For a minute, I just stared at the wall, hating the tears that blurred my eyes because I should’ve been used to this by now. It had been two years since our first blowout argument over my choice in career. They’d made it clear from the beginning they didn’t think music therapy was a real degree. They acted as if everything I was passionate about was just some elaborate way to avoid real responsibility, andeventually I’d wake up one day and realize how stupid I’d been not majoring in something like business or accounting.
“All my classes are useful, Mom.”
“Of course they are, sweetie. I just worry that you’re putting all your eggs in one basket, you know? Music is a wonderful hobby, but?—”
“It’s not a hobby,” I cut her off, my hand tightening on the phone. I never should’ve answered her call. “It’s my career. Music therapy is a legitimate field, and I’m good at it.”
The silence that followed felt heavy with everything we’d been fighting about since I decided to attend CFU over the University of Montana. Since I chose my own path instead of following three generations of family tradition. In the Tinsley family, it was basically sacrilege to be a CFU Lumberjack instead of a UM Grizzly.

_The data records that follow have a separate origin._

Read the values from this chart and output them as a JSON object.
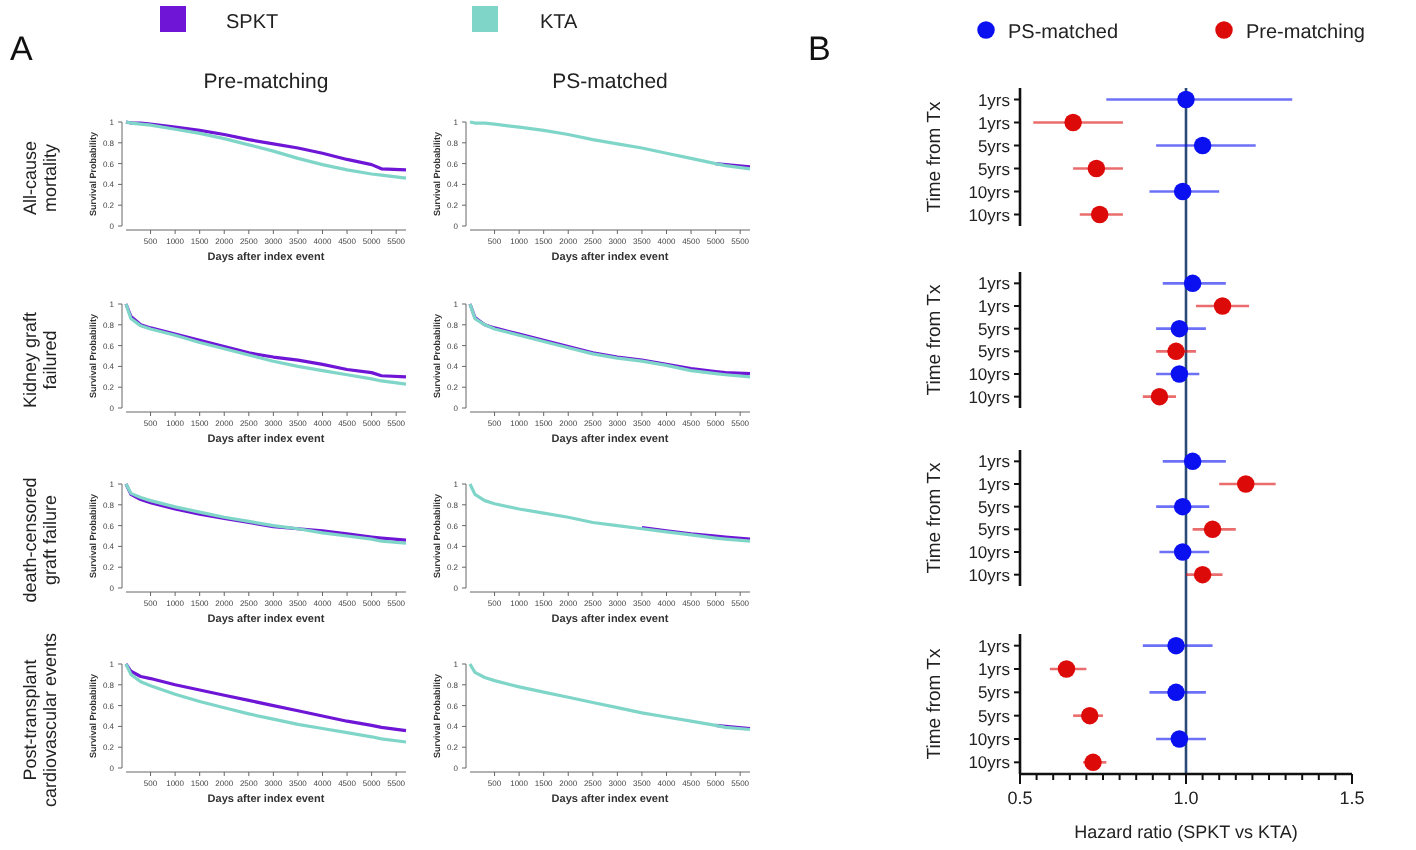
{
  "chart_data": [
    {
      "type": "line",
      "title": "Pre-matching",
      "annotations": [
        "A",
        "All-cause\nmortality"
      ],
      "xlabel": "Days after index event",
      "ylabel": "Survival Probability",
      "legend": "top",
      "xlim": [
        0,
        5700
      ],
      "xticks": [
        500,
        1000,
        1500,
        2000,
        2500,
        3000,
        3500,
        4000,
        4500,
        5000,
        5500
      ],
      "ylim": [
        0,
        1
      ],
      "yticks": [
        0,
        0.2,
        0.4,
        0.6,
        0.8,
        1
      ],
      "x": [
        0,
        100,
        300,
        500,
        1000,
        1500,
        2000,
        2500,
        3000,
        3500,
        4000,
        4500,
        5000,
        5200,
        5700
      ],
      "series": [
        {
          "name": "SPKT",
          "color": "#6f16d6",
          "values": [
            1,
            0.99,
            0.99,
            0.98,
            0.95,
            0.92,
            0.88,
            0.83,
            0.79,
            0.75,
            0.7,
            0.64,
            0.59,
            0.55,
            0.54
          ]
        },
        {
          "name": "KTA",
          "color": "#7fd6c8",
          "values": [
            1,
            0.99,
            0.98,
            0.97,
            0.93,
            0.89,
            0.84,
            0.78,
            0.72,
            0.65,
            0.59,
            0.54,
            0.5,
            0.49,
            0.46
          ]
        }
      ]
    },
    {
      "type": "line",
      "title": "PS-matched",
      "xlabel": "Days after index event",
      "ylabel": "Survival Probability",
      "xlim": [
        0,
        5700
      ],
      "xticks": [
        500,
        1000,
        1500,
        2000,
        2500,
        3000,
        3500,
        4000,
        4500,
        5000,
        5500
      ],
      "ylim": [
        0,
        1
      ],
      "yticks": [
        0,
        0.2,
        0.4,
        0.6,
        0.8,
        1
      ],
      "x": [
        0,
        100,
        300,
        500,
        1000,
        1500,
        2000,
        2500,
        3000,
        3500,
        4000,
        4500,
        5000,
        5200,
        5700
      ],
      "series": [
        {
          "color": "#6f16d6",
          "values": [
            null,
            null,
            null,
            null,
            null,
            null,
            null,
            null,
            null,
            null,
            null,
            null,
            0.6,
            0.59,
            0.57
          ]
        },
        {
          "color": "#7fd6c8",
          "values": [
            1,
            0.99,
            0.99,
            0.98,
            0.95,
            0.92,
            0.88,
            0.83,
            0.79,
            0.75,
            0.7,
            0.65,
            0.6,
            0.58,
            0.55
          ]
        }
      ]
    },
    {
      "type": "line",
      "annotations": [
        "Kidney graft\nfailured"
      ],
      "xlabel": "Days after index event",
      "ylabel": "Survival Probability",
      "xlim": [
        0,
        5700
      ],
      "xticks": [
        500,
        1000,
        1500,
        2000,
        2500,
        3000,
        3500,
        4000,
        4500,
        5000,
        5500
      ],
      "ylim": [
        0,
        1
      ],
      "yticks": [
        0,
        0.2,
        0.4,
        0.6,
        0.8,
        1
      ],
      "x": [
        0,
        100,
        300,
        500,
        1000,
        1500,
        2000,
        2500,
        3000,
        3500,
        4000,
        4500,
        5000,
        5200,
        5700
      ],
      "series": [
        {
          "color": "#6f16d6",
          "values": [
            1,
            0.88,
            0.8,
            0.77,
            0.71,
            0.65,
            0.59,
            0.53,
            0.49,
            0.46,
            0.42,
            0.37,
            0.34,
            0.31,
            0.3
          ]
        },
        {
          "color": "#7fd6c8",
          "values": [
            1,
            0.86,
            0.79,
            0.76,
            0.7,
            0.63,
            0.57,
            0.51,
            0.45,
            0.4,
            0.36,
            0.32,
            0.28,
            0.26,
            0.23
          ]
        }
      ]
    },
    {
      "type": "line",
      "xlabel": "Days after index event",
      "ylabel": "Survival Probability",
      "xlim": [
        0,
        5700
      ],
      "xticks": [
        500,
        1000,
        1500,
        2000,
        2500,
        3000,
        3500,
        4000,
        4500,
        5000,
        5500
      ],
      "ylim": [
        0,
        1
      ],
      "yticks": [
        0,
        0.2,
        0.4,
        0.6,
        0.8,
        1
      ],
      "x": [
        0,
        100,
        300,
        500,
        1000,
        1500,
        2000,
        2500,
        3000,
        3500,
        4000,
        4500,
        5000,
        5200,
        5700
      ],
      "series": [
        {
          "color": "#6f16d6",
          "values": [
            1,
            0.87,
            0.8,
            0.77,
            0.71,
            0.65,
            0.59,
            0.53,
            0.49,
            0.46,
            0.42,
            0.38,
            0.35,
            0.34,
            0.33
          ]
        },
        {
          "color": "#7fd6c8",
          "values": [
            1,
            0.86,
            0.8,
            0.76,
            0.7,
            0.64,
            0.58,
            0.52,
            0.48,
            0.45,
            0.41,
            0.36,
            0.33,
            0.32,
            0.3
          ]
        }
      ]
    },
    {
      "type": "line",
      "annotations": [
        "death-censored\ngraft failure"
      ],
      "xlabel": "Days after index event",
      "ylabel": "Survival Probability",
      "xlim": [
        0,
        5700
      ],
      "xticks": [
        500,
        1000,
        1500,
        2000,
        2500,
        3000,
        3500,
        4000,
        4500,
        5000,
        5500
      ],
      "ylim": [
        0,
        1
      ],
      "yticks": [
        0,
        0.2,
        0.4,
        0.6,
        0.8,
        1
      ],
      "x": [
        0,
        100,
        300,
        500,
        1000,
        1500,
        2000,
        2500,
        3000,
        3500,
        4000,
        4500,
        5000,
        5200,
        5700
      ],
      "series": [
        {
          "color": "#6f16d6",
          "values": [
            1,
            0.9,
            0.85,
            0.82,
            0.76,
            0.71,
            0.67,
            0.63,
            0.59,
            0.57,
            0.55,
            0.52,
            0.49,
            0.48,
            0.46
          ]
        },
        {
          "color": "#7fd6c8",
          "values": [
            1,
            0.91,
            0.87,
            0.84,
            0.78,
            0.73,
            0.68,
            0.64,
            0.6,
            0.57,
            0.53,
            0.5,
            0.47,
            0.45,
            0.43
          ]
        }
      ]
    },
    {
      "type": "line",
      "xlabel": "Days after index event",
      "ylabel": "Survival Probability",
      "xlim": [
        0,
        5700
      ],
      "xticks": [
        500,
        1000,
        1500,
        2000,
        2500,
        3000,
        3500,
        4000,
        4500,
        5000,
        5500
      ],
      "ylim": [
        0,
        1
      ],
      "yticks": [
        0,
        0.2,
        0.4,
        0.6,
        0.8,
        1
      ],
      "x": [
        0,
        100,
        300,
        500,
        1000,
        1500,
        2000,
        2500,
        3000,
        3500,
        4000,
        4500,
        5000,
        5200,
        5700
      ],
      "series": [
        {
          "color": "#6f16d6",
          "values": [
            null,
            null,
            null,
            null,
            null,
            null,
            null,
            null,
            null,
            0.58,
            0.55,
            0.52,
            0.5,
            0.49,
            0.47
          ]
        },
        {
          "color": "#7fd6c8",
          "values": [
            1,
            0.9,
            0.84,
            0.81,
            0.76,
            0.72,
            0.68,
            0.63,
            0.6,
            0.57,
            0.54,
            0.51,
            0.48,
            0.47,
            0.45
          ]
        }
      ]
    },
    {
      "type": "line",
      "annotations": [
        "Post-transplant\ncardiovascular events"
      ],
      "xlabel": "Days after index event",
      "ylabel": "Survival Probability",
      "xlim": [
        0,
        5700
      ],
      "xticks": [
        500,
        1000,
        1500,
        2000,
        2500,
        3000,
        3500,
        4000,
        4500,
        5000,
        5500
      ],
      "ylim": [
        0,
        1
      ],
      "yticks": [
        0,
        0.2,
        0.4,
        0.6,
        0.8,
        1
      ],
      "x": [
        0,
        100,
        300,
        500,
        1000,
        1500,
        2000,
        2500,
        3000,
        3500,
        4000,
        4500,
        5000,
        5200,
        5700
      ],
      "series": [
        {
          "color": "#6f16d6",
          "values": [
            1,
            0.93,
            0.88,
            0.86,
            0.8,
            0.75,
            0.7,
            0.65,
            0.6,
            0.55,
            0.5,
            0.45,
            0.41,
            0.39,
            0.36
          ]
        },
        {
          "color": "#7fd6c8",
          "values": [
            1,
            0.9,
            0.83,
            0.79,
            0.71,
            0.64,
            0.58,
            0.52,
            0.47,
            0.42,
            0.38,
            0.34,
            0.3,
            0.28,
            0.25
          ]
        }
      ]
    },
    {
      "type": "line",
      "xlabel": "Days after index event",
      "ylabel": "Survival Probability",
      "xlim": [
        0,
        5700
      ],
      "xticks": [
        500,
        1000,
        1500,
        2000,
        2500,
        3000,
        3500,
        4000,
        4500,
        5000,
        5500
      ],
      "ylim": [
        0,
        1
      ],
      "yticks": [
        0,
        0.2,
        0.4,
        0.6,
        0.8,
        1
      ],
      "x": [
        0,
        100,
        300,
        500,
        1000,
        1500,
        2000,
        2500,
        3000,
        3500,
        4000,
        4500,
        5000,
        5200,
        5700
      ],
      "series": [
        {
          "color": "#6f16d6",
          "values": [
            null,
            null,
            null,
            null,
            null,
            null,
            null,
            null,
            null,
            null,
            null,
            null,
            0.41,
            0.4,
            0.38
          ]
        },
        {
          "color": "#7fd6c8",
          "values": [
            1,
            0.92,
            0.87,
            0.84,
            0.78,
            0.73,
            0.68,
            0.63,
            0.58,
            0.53,
            0.49,
            0.45,
            0.41,
            0.39,
            0.37
          ]
        }
      ]
    },
    {
      "type": "scatter",
      "orientation": "horizontal",
      "annotations": [
        "B"
      ],
      "ylabel": "Time from Tx",
      "legend": "top",
      "marker": "circle",
      "tick_labels": "y",
      "categories": [
        "1yrs",
        "1yrs",
        "5yrs",
        "5yrs",
        "10yrs",
        "10yrs"
      ],
      "xlim": [
        0.5,
        1.5
      ],
      "ref_lines": [
        {
          "axis": "x",
          "value": 1,
          "color": "#2b4a78"
        }
      ],
      "series": [
        {
          "name": "PS-matched",
          "color": "#0a10f0",
          "values": [
            1.0,
            null,
            1.05,
            null,
            0.99,
            null
          ],
          "errors": [
            [
              0.76,
              1.32
            ],
            null,
            [
              0.91,
              1.21
            ],
            null,
            [
              0.89,
              1.1
            ],
            null
          ]
        },
        {
          "name": "Pre-matching",
          "color": "#dd0a0a",
          "values": [
            null,
            0.66,
            null,
            0.73,
            null,
            0.74
          ],
          "errors": [
            null,
            [
              0.54,
              0.81
            ],
            null,
            [
              0.66,
              0.81
            ],
            null,
            [
              0.68,
              0.81
            ]
          ]
        }
      ]
    },
    {
      "type": "scatter",
      "orientation": "horizontal",
      "ylabel": "Time from Tx",
      "marker": "circle",
      "tick_labels": "y",
      "categories": [
        "1yrs",
        "1yrs",
        "5yrs",
        "5yrs",
        "10yrs",
        "10yrs"
      ],
      "xlim": [
        0.5,
        1.5
      ],
      "ref_lines": [
        {
          "axis": "x",
          "value": 1,
          "color": "#2b4a78"
        }
      ],
      "series": [
        {
          "color": "#0a10f0",
          "values": [
            1.02,
            null,
            0.98,
            null,
            0.98,
            null
          ],
          "errors": [
            [
              0.93,
              1.12
            ],
            null,
            [
              0.91,
              1.06
            ],
            null,
            [
              0.91,
              1.04
            ],
            null
          ]
        },
        {
          "color": "#dd0a0a",
          "values": [
            null,
            1.11,
            null,
            0.97,
            null,
            0.92
          ],
          "errors": [
            null,
            [
              1.03,
              1.19
            ],
            null,
            [
              0.91,
              1.03
            ],
            null,
            [
              0.87,
              0.97
            ]
          ]
        }
      ]
    },
    {
      "type": "scatter",
      "orientation": "horizontal",
      "ylabel": "Time from Tx",
      "marker": "circle",
      "tick_labels": "y",
      "categories": [
        "1yrs",
        "1yrs",
        "5yrs",
        "5yrs",
        "10yrs",
        "10yrs"
      ],
      "xlim": [
        0.5,
        1.5
      ],
      "ref_lines": [
        {
          "axis": "x",
          "value": 1,
          "color": "#2b4a78"
        }
      ],
      "series": [
        {
          "color": "#0a10f0",
          "values": [
            1.02,
            null,
            0.99,
            null,
            0.99,
            null
          ],
          "errors": [
            [
              0.93,
              1.12
            ],
            null,
            [
              0.91,
              1.07
            ],
            null,
            [
              0.92,
              1.07
            ],
            null
          ]
        },
        {
          "color": "#dd0a0a",
          "values": [
            null,
            1.18,
            null,
            1.08,
            null,
            1.05
          ],
          "errors": [
            null,
            [
              1.1,
              1.27
            ],
            null,
            [
              1.02,
              1.15
            ],
            null,
            [
              1.0,
              1.11
            ]
          ]
        }
      ]
    },
    {
      "type": "scatter",
      "orientation": "horizontal",
      "ylabel": "Time from Tx",
      "xlabel": "Hazard ratio (SPKT vs KTA)",
      "marker": "circle",
      "categories": [
        "1yrs",
        "1yrs",
        "5yrs",
        "5yrs",
        "10yrs",
        "10yrs"
      ],
      "xlim": [
        0.5,
        1.5
      ],
      "xticks": [
        0.5,
        {
          "value": 0.55,
          "label": null
        },
        {
          "value": 0.6,
          "label": null
        },
        {
          "value": 0.65,
          "label": null
        },
        {
          "value": 0.7,
          "label": null
        },
        {
          "value": 0.75,
          "label": null
        },
        {
          "value": 0.8,
          "label": null
        },
        {
          "value": 0.85,
          "label": null
        },
        {
          "value": 0.9,
          "label": null
        },
        {
          "value": 0.95,
          "label": null
        },
        {
          "value": 1,
          "label": "1.0"
        },
        {
          "value": 1.05,
          "label": null
        },
        {
          "value": 1.1,
          "label": null
        },
        {
          "value": 1.15,
          "label": null
        },
        {
          "value": 1.2,
          "label": null
        },
        {
          "value": 1.25,
          "label": null
        },
        {
          "value": 1.3,
          "label": null
        },
        {
          "value": 1.35,
          "label": null
        },
        {
          "value": 1.4,
          "label": null
        },
        {
          "value": 1.45,
          "label": null
        },
        1.5
      ],
      "ref_lines": [
        {
          "axis": "x",
          "value": 1,
          "color": "#2b4a78"
        }
      ],
      "series": [
        {
          "color": "#0a10f0",
          "values": [
            0.97,
            null,
            0.97,
            null,
            0.98,
            null
          ],
          "errors": [
            [
              0.87,
              1.08
            ],
            null,
            [
              0.89,
              1.06
            ],
            null,
            [
              0.91,
              1.06
            ],
            null
          ]
        },
        {
          "color": "#dd0a0a",
          "values": [
            null,
            0.64,
            null,
            0.71,
            null,
            0.72
          ],
          "errors": [
            null,
            [
              0.59,
              0.7
            ],
            null,
            [
              0.66,
              0.75
            ],
            null,
            [
              0.69,
              0.76
            ]
          ]
        }
      ]
    }
  ]
}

“Harper, you know we just want what’s best for you,” Mom said finally. “Your father and I…we worry that you’re limiting your options. If you’d gone to UM like we discussed?—”
“I got more scholarship money here,” I said for what felt like the hundredth time. “And CFU has one of the best music therapy programs in the region. This is where I belong.”
“But sweetheart, you could have studied something more practical at UM. Business, or education, or?—”
I couldn’t keep having this same dead-end argument with her anymore.
“How’s Dad?” I interrupted, desperate to change the subject before this turned into another full-scale argument about my life choices.
The pause on the other end of the line stretched long enough that my chest started to tighten.
“Mom?”
“He’s…well, you know your father. Working too hard, not taking care of himself the way he should.” Another pause. “Harper, I was actually calling because your Aunt Hilary mentioned she might drive over from Helena next weekend, and your cousin Sydney said she could come home from UM?—”
“Mom.” I cut her off before she could launch into the full guilt trip trying to get me to come home. I rarely visited Meadowbrook since I started school at Clark Fork University, even though it was only about a forty-five-minute drive away. “How is Dad? Really?”
I knew an evasive technique when I heard it.
The silence that followed made my hands go cold. I’d always been a daddy’s girl, and his disappointment in me had nearly crushed my soul to dust, but I kept hoping eventually he’d see how happy I was and let it go.
“He’s been tired lately,” she said finally. “Working too much, not sleeping well. You know how he gets when he’s stressed about a big project.”
My throat felt tight. “Is he okay though?”
“Oh, he’s fine, just run down. Too much work, not enough rest.” She forced a laugh that didn’t sound convincing. “You know how stubborn he is about taking care of himself.”
I squeezed my eyes shut. Dad had always been a workaholic, running the family construction business like it was his personal mission to build half of Western Montana.
“You know…if you come home this weekend, you could see him for yourself.”
And there it was. The guilt trip. Which made me wonder if he was actually run down or if she just wanted it to appear that way so I’d come home. But I knew the truth;she only wanted me there because Hilary and her daughter were coming to visit. It was all about appearances, not because she actually missed me.
“I have to go,” I said quietly.
“Harper, wait. I didn’t call to fight with you. I just…I worry about you being so far from family.”
CFU was forty-five minutes from my hometown. Hardly “far from family.” But I knew what she really meant—I was far from their expectations, far from the life they’d planned for me, far from being the daughter they’d wanted.
“I’m fine, Mom. Really. And I’m not far. You know you guys can call me if you need anything.”
“Okay.” Her voice was small. “I love you, sweetheart.”
“Love you too.”
I hung up and stared at my phone for a long moment, my earlier frustration about Drew put on the back burner. If only he knew how much I sometimes hated being a Tinsley.
No. I shook my head and picked up my violin again. I couldn’t go down that rabbit hole. Not today.